The sympathetic nervous system boosts energy (or epinephrine) and cortisol (the stress hormone) to aid you in confronting any perceived dangers. In contrast, the parasympathetic nervous system helps to calm you down after the event.


This brief anatomy lesson is only to show you how the body works through a situation and how to disrupt the flow of cortisol to assist you in taking control of your emotions and actions. While it's a complicated technique to teach, learning to control your breathing while continuing to fight your way out of a situation is paramount.


For this section, I have two suggestions. First, start to do thought experiments with increasing levels of emotional complexity. The purpose of a thought experiment is to allow yourself to feel the emotions of a situation without having to experience it in real life. Having stressful situations play out in your head can slightly trick your mind into thinking the problem is happening—people who read fiction or have colorful imaginations will find this task much easier. It takes a certain level of personal awareness to complete.


My other suggestion is to meditate. I'm sure I've lost some people at this point, but that's okay. Meditation not only calms your mind, but it does wonders for your physical body as well. If you learn to settle yourself through the practice of meditation, you will find it easier to remain calm when you're faced with an unpredictable scenario.


Final Thoughts

In the coming years, we'll likely see more and more violent acts as our society inches closer to collapse. It's an unfortunate predicament, but you can prepare by starting with the rules I've created for this article and expanding on them to incorporate situations from your own life. My list of rules is not exhaustive and should be used as a jumping-off point. Of course, when a serious incident occurs, your body will rely on basic instincts, but you can train those instincts to give you a better shot at a positive outcome.

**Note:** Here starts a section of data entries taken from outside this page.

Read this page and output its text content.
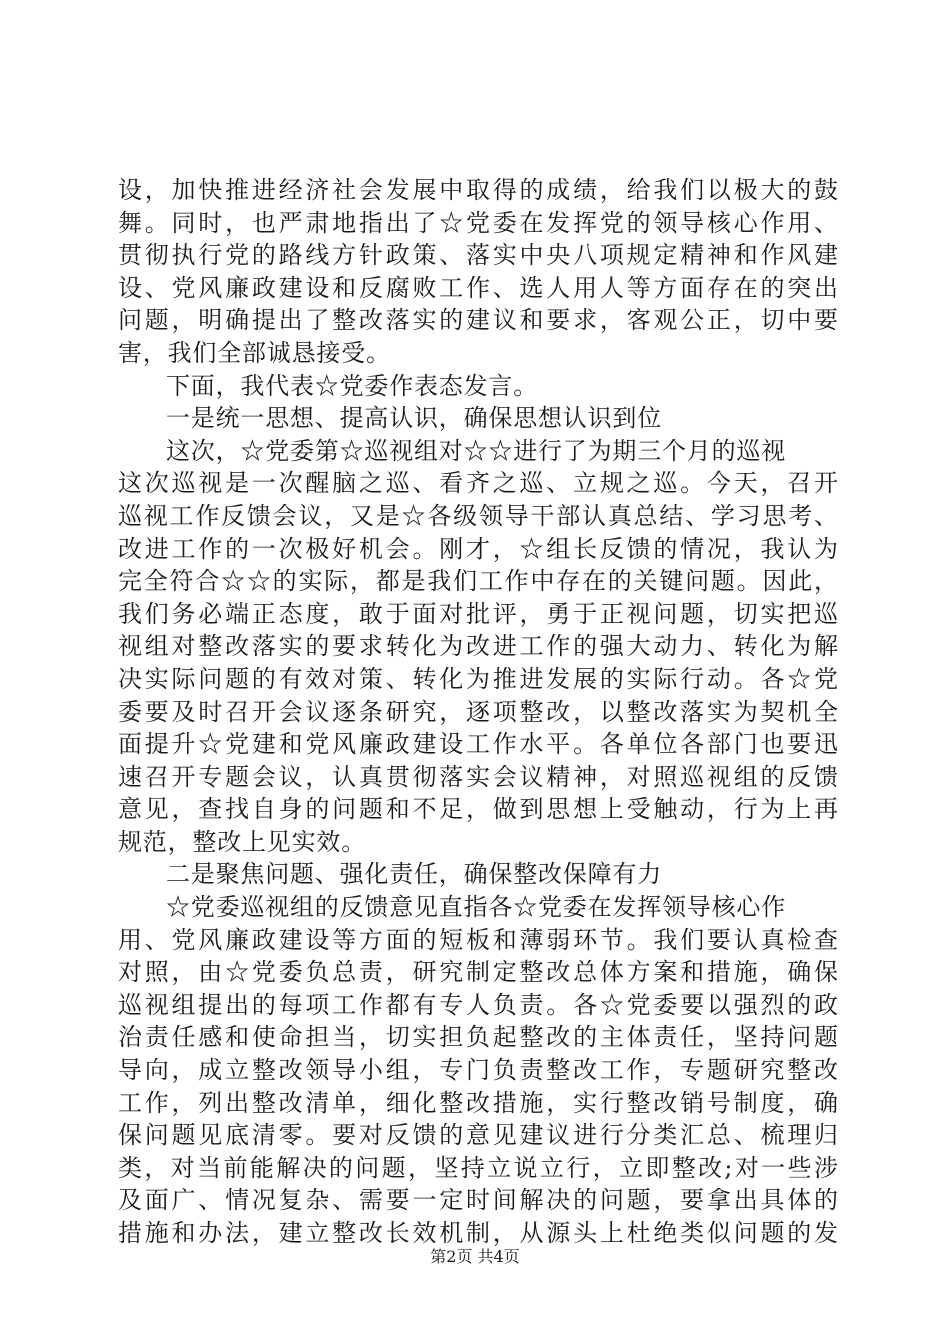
设，加快推进经济社会发展中取得的成绩，给我们以极大的鼓
舞。同时，也严肃地指出了☆党委在发挥党的领导核心作用、
贯彻执行党的路线方针政策、落实中央八项规定精神和作风建
设、党风廉政建设和反腐败工作、选人用人等方面存在的突出
问题，明确提出了整改落实的建议和要求，客观公正，切中要
害，我们全部诚恳接受。
下面，我代表☆党委作表态发言。
一是统一思想、提高认识，确保思想认识到位
这次，☆党委第☆巡视组对☆☆进行了为期三个月的巡视
这次巡视是一次醒脑之巡、看齐之巡、立规之巡。今天，召开
巡视工作反馈会议，又是☆各级领导干部认真总结、学习思考、
改进工作的一次极好机会。刚才，☆组长反馈的情况，我认为
完全符合☆☆的实际，都是我们工作中存在的关键问题。因此，
我们务必端正态度，敢于面对批评，勇于正视问题，切实把巡
视组对整改落实的要求转化为改进工作的强大动力、转化为解
决实际问题的有效对策、转化为推进发展的实际行动。各☆党
委要及时召开会议逐条研究，逐项整改，以整改落实为契机全
面提升☆党建和党风廉政建设工作水平。各单位各部门也要迅
速召开专题会议，认真贯彻落实会议精神，对照巡视组的反馈
意见，查找自身的问题和不足，做到思想上受触动，行为上再
规范，整改上见实效。
二是聚焦问题、强化责任，确保整改保障有力
☆党委巡视组的反馈意见直指各☆党委在发挥领导核心作
用、党风廉政建设等方面的短板和薄弱环节。我们要认真检查
对照，由☆党委负总责，研究制定整改总体方案和措施，确保
巡视组提出的每项工作都有专人负责。各☆党委要以强烈的政
治责任感和使命担当，切实担负起整改的主体责任，坚持问题
导向，成立整改领导小组，专门负责整改工作，专题研究整改
工作，列出整改清单，细化整改措施，实行整改销号制度，确
保问题见底清零。要对反馈的意见建议进行分类汇总、梳理归
类，对当前能解决的问题，坚持立说立行，立即整改;对一些涉
及面广、情况复杂、需要一定时间解决的问题，要拿出具体的
措施和办法，建立整改长效机制，从源头上杜绝类似问题的发
第2页 共4页
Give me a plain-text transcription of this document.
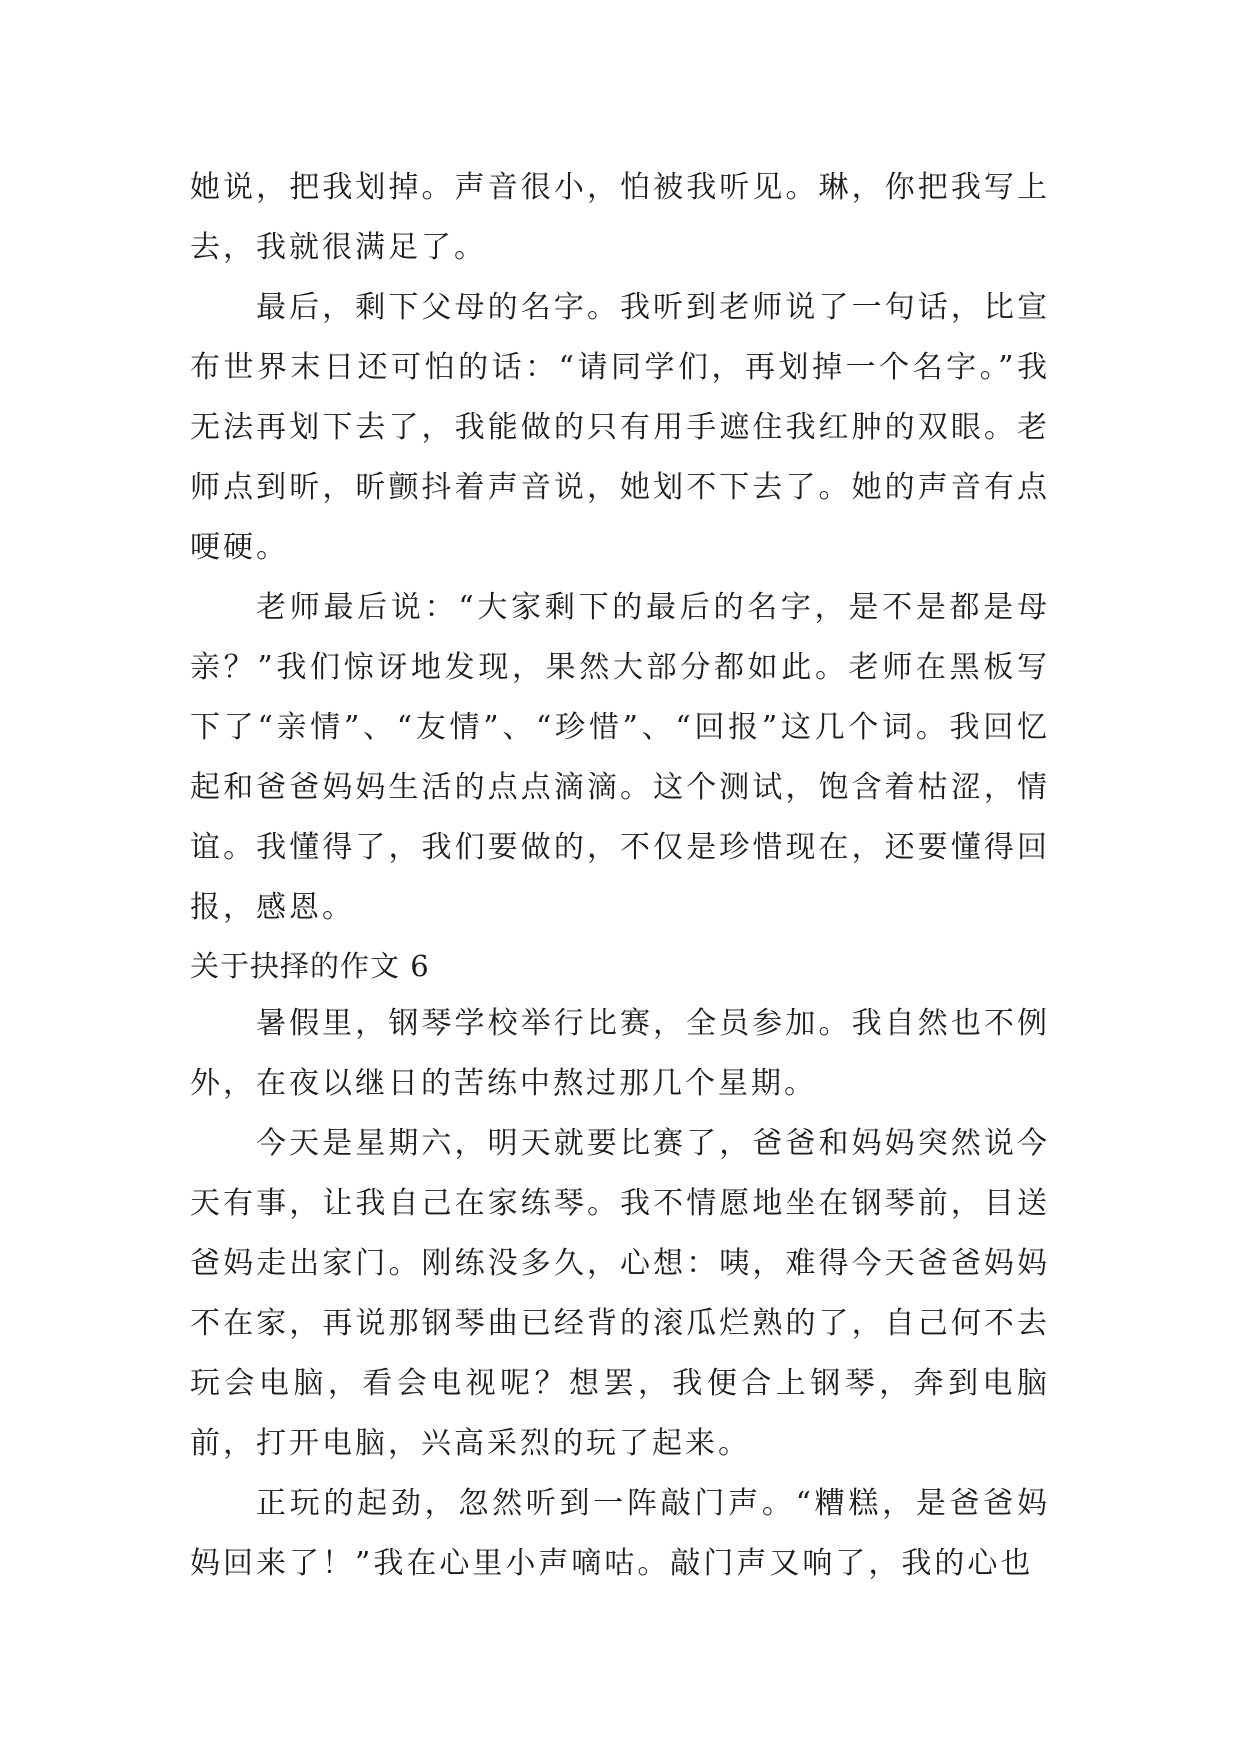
她说，把我划掉。声音很小，怕被我听见。琳，你把我写上去，我就很满足了。

最后，剩下父母的名字。我听到老师说了一句话，比宣布世界末日还可怕的话：“请同学们，再划掉一个名字。”我无法再划下去了，我能做的只有用手遮住我红肿的双眼。老师点到昕，昕颤抖着声音说，她划不下去了。她的声音有点哽硬。

老师最后说：“大家剩下的最后的名字，是不是都是母亲？”我们惊讶地发现，果然大部分都如此。老师在黑板写下了“亲情”、“友情”、“珍惜”、“回报”这几个词。我回忆起和爸爸妈妈生活的点点滴滴。这个测试，饱含着枯涩，情谊。我懂得了，我们要做的，不仅是珍惜现在，还要懂得回报，感恩。

关于抉择的作文 6

暑假里，钢琴学校举行比赛，全员参加。我自然也不例外，在夜以继日的苦练中熬过那几个星期。

今天是星期六，明天就要比赛了，爸爸和妈妈突然说今天有事，让我自己在家练琴。我不情愿地坐在钢琴前，目送爸妈走出家门。刚练没多久，心想：咦，难得今天爸爸妈妈不在家，再说那钢琴曲已经背的滚瓜烂熟的了，自己何不去玩会电脑，看会电视呢？想罢，我便合上钢琴，奔到电脑前，打开电脑，兴高采烈的玩了起来。

正玩的起劲，忽然听到一阵敲门声。“糟糕，是爸爸妈妈回来了！”我在心里小声嘀咕。敲门声又响了，我的心也
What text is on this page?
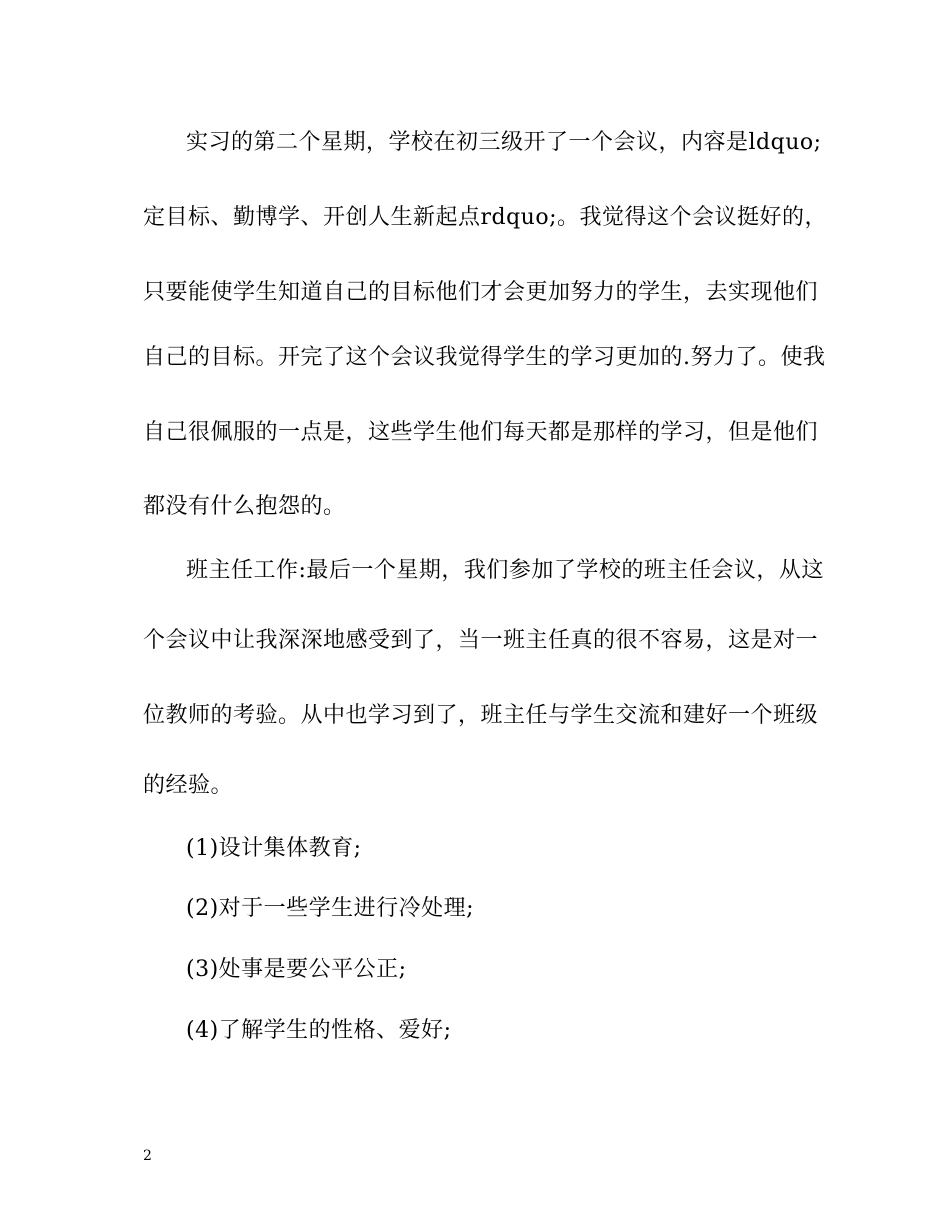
实习的第二个星期，学校在初三级开了一个会议，内容是ldquo;
定目标、勤博学、开创人生新起点rdquo;。我觉得这个会议挺好的，
只要能使学生知道自己的目标他们才会更加努力的学生，去实现他们
自己的目标。开完了这个会议我觉得学生的学习更加的.努力了。使我
自己很佩服的一点是，这些学生他们每天都是那样的学习，但是他们
都没有什么抱怨的。
班主任工作:最后一个星期，我们参加了学校的班主任会议，从这
个会议中让我深深地感受到了，当一班主任真的很不容易，这是对一
位教师的考验。从中也学习到了，班主任与学生交流和建好一个班级
的经验。
(1)设计集体教育;
(2)对于一些学生进行冷处理;
(3)处事是要公平公正;
(4)了解学生的性格、爱好;
2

Training could be the difference between life and death. If you've never been in a fight, I recommend taking boxing classes or sparring with someone with some fighting experience. I'm not telling you to go out there and get punched in the nose, but you need to understand the emotions that occur when you're in a fight. When the adrenaline is pumping, you want to have complete control of your thoughts and actions.

The most important thing to remember is rule #1—create distance. I keep harping on it because it's critical to getting yourself out of a bad situation. Continually go back to the first rule when asking yourself how to handle an adverse event. Right now is the time to secure yourself, your family, and your property because there are bad people out there who wish to do you harm, and with ever-increasing cataclysmic world events, they will become brazen in their attacks. Above all else, take care of yourself and your loved ones. I don't know where we're headed, but I hope we all get there safe and sound with our mental health in check.